A liminar requerida pela parte autora, consiste na declaração de nulidade do Edital de Concorrência Pública nº 001/2012. Diante disso, verifico que pedido initio litis formulado pretende ver satisfeita a própria tutela que busca com a ação em questão, todavia, instar ressaltar que o pedido liminar não deve se referir à própria tutela que se reclama, mas aos efeitos que esta tende a produzir no plano material e que não possam aguardar o momento oportuno para que tal ocorra, sob pena de não mais terem utilidade para o titular do direito; sendo certo que a antecipação não diz respeito a eficácia preponderante da sentença, posto que esta implica juízo declarativo de certeza e não de probabilidade.

FREDIE DIDIER JR., in Curso de Processo Civil, Vol. 2, 2007, ensina que: “A tutela antecipada é a decisão provisória (urgente, sumária, temporária e precária) que satisfaz, total ou parcialmente, imediatamente o direito material deduzido. É a antecipação da eficácia da decisão final; é a concessão imediata de efeitos da tutela jurisdicional final”.

JOSÉ ROBERTO DOS SANTOS BEDAQUE, in Código de Processo Civil Interpretado, Coordenado por Antonio Carlos Marcato, 3ª ed., Ed. Atlas S.A., 2008, expõe que: “A antecipação definitiva e irreversível não está autorizada pelo art. 273, que prevê modalidade de tutela eminentemente provisória, passível de revogação a qualquer tempo. (...) É espécie de tutela de urgência, caracterizada pela provisoriedade e pela instrumentalidade. Não é apta a ditar solução definitiva para o litígio e está voltada a assegurar do provimento final, mediante antecipação de seus efeitos”.

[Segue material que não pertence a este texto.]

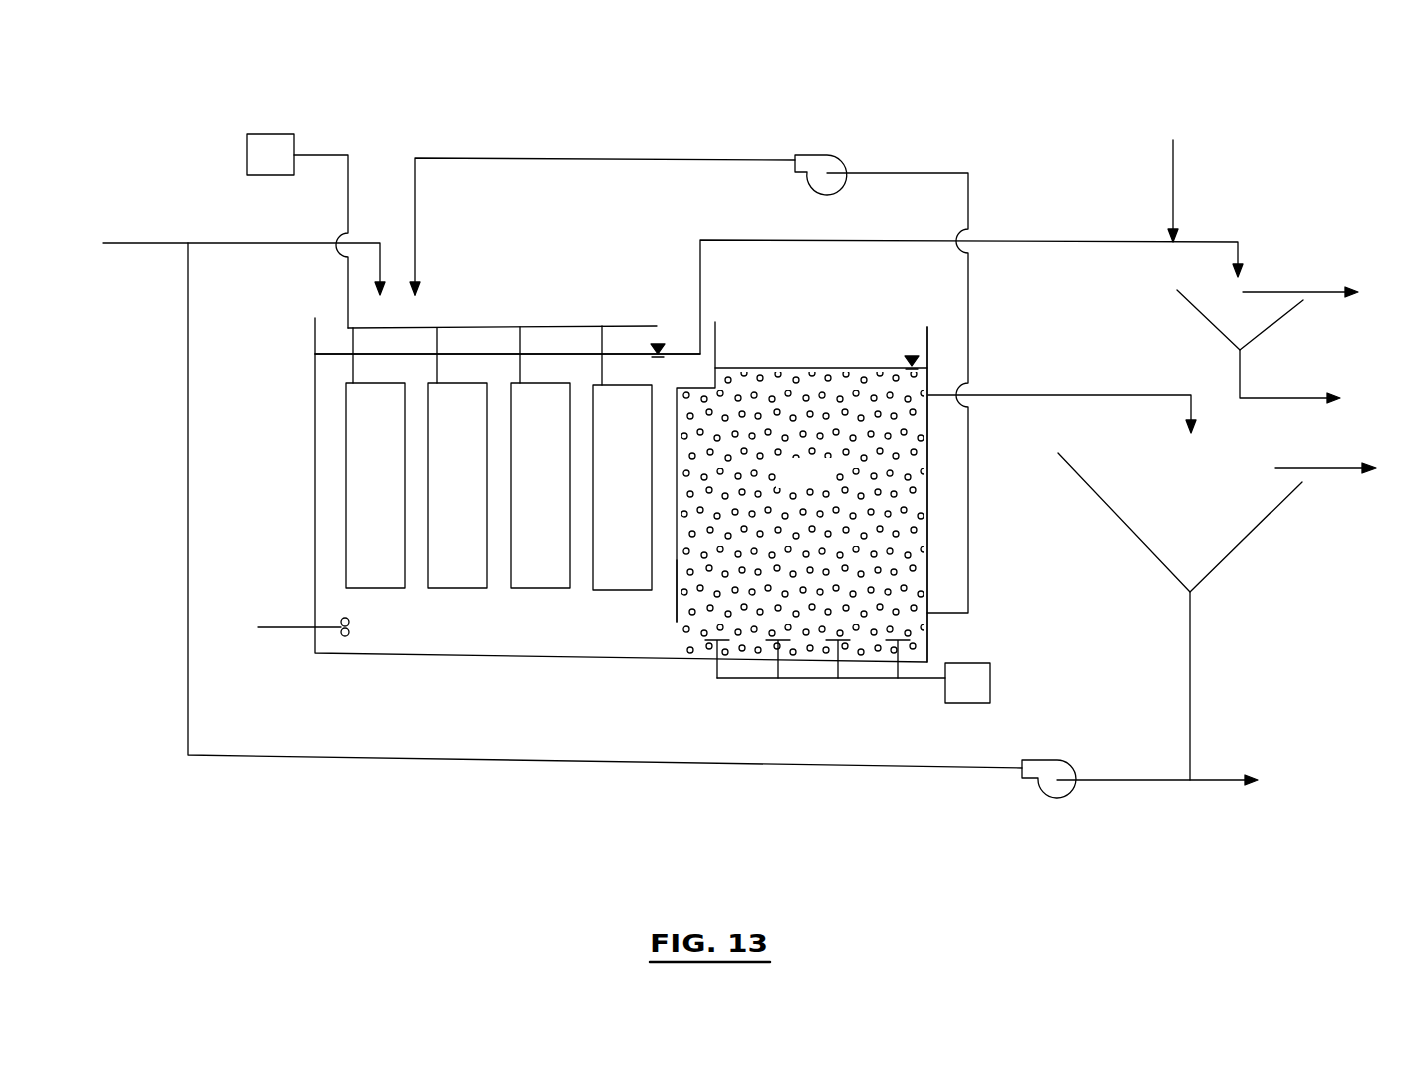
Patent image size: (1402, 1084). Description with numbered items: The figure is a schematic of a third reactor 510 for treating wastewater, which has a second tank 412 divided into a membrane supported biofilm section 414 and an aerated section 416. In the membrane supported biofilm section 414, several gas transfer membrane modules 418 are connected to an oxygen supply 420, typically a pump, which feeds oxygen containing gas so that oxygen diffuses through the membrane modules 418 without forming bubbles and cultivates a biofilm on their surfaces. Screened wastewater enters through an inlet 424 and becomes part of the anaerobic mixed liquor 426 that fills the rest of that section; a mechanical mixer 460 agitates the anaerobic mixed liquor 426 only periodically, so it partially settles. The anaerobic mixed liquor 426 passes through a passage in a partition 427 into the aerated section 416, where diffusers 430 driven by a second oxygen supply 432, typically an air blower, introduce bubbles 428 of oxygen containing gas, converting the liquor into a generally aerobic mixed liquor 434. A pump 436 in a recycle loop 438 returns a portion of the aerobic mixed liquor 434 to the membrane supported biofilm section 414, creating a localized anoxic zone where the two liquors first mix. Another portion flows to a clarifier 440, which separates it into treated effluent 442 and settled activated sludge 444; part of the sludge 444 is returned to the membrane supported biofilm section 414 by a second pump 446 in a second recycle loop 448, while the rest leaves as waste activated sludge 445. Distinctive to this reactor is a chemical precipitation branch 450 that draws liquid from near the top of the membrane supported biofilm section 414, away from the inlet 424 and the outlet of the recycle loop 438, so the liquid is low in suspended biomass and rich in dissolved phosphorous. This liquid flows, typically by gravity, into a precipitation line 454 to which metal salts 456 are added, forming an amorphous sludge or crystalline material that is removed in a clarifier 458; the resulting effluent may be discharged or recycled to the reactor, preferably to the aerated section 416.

The second tank 412 is at (387, 653).
The membrane supported biofilm (MSB) section 414 is at (562, 633).
The aerated section 416 is at (703, 620).
The gas transfer membrane modules 418 is at (523, 573).
The oxygen supply 420 is at (267, 142).
The inlet 424 is at (363, 245).
The anaerobic mixed liquor 426 is at (437, 634).
The partition 427 is at (673, 600).
The bubbles 428 is at (917, 567).
The diffusers 430 is at (770, 637).
The second oxygen supply 432 is at (960, 703).
The aerobic mixed liquor 434 is at (829, 486).
The pump 436 is at (817, 155).
The recycle loop 438 is at (968, 195).
The clarifier 440 is at (1253, 532).
The treated effluent 442 is at (1325, 468).
The settled activated sludge 444 is at (1190, 660).
The waste activated sludge 445 is at (1220, 780).
The second pump 446 is at (1057, 798).
The second recycle loop 448 is at (563, 761).
The chemical precipitation branch 450 is at (1083, 168).
The precipitation line 454 is at (1203, 240).
The metal salts 456 is at (1172, 177).
The clarifier 458 is at (1265, 330).
The mechanical mixer 460 is at (283, 627).
The third reactor 510 is at (213, 803).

E continua: “A antecipação não é da própria tutela declaratória, condenatória ou constitutiva, mas aos efeitos que qualquer delas tende a produzir no plano material e que não possam aguardar o momento oportuno para que tal ocorra, sob pena de não mais terem utilidade para o titular do direito. Não se declara existente o direito, não se constitui a nova situação da vida, nem se condena o réu. Apenas permite-se que o requerente passe a usufruir de efeitos relacionados ao suposto direito por ele afirmado antes mesmo de seu reconhecimento. Não se antecipa o julgamento de mérito, ou seja, aquele que, no sistema do Código é apto a eliminar a situação de tensão ou de crise verificada no plano substancial. A antecipação autorizada pelo art. 273 limita-se a efeitos práticos dessa possível solução do litígio, sem todavia, eliminar a incerteza representada pelo conflito de pretensões. Por isso, não se antecipa a declaração, a condenação, nem a constituição. (...) São antecipados os efeitos práticos, não o efeito jurídico, este destinado a atuar a regra material e restabelecer o ordenamento jurídico violado, eliminando o litígio e proporcionando a paz social”. (José Roberto dos Santos Bedaque, in Código de Processo Civil Interpretado, Coordenado por Antonio Carlos Marcato, 3ª ed., Ed. Atlas S.A., 2008, pág. 837/838).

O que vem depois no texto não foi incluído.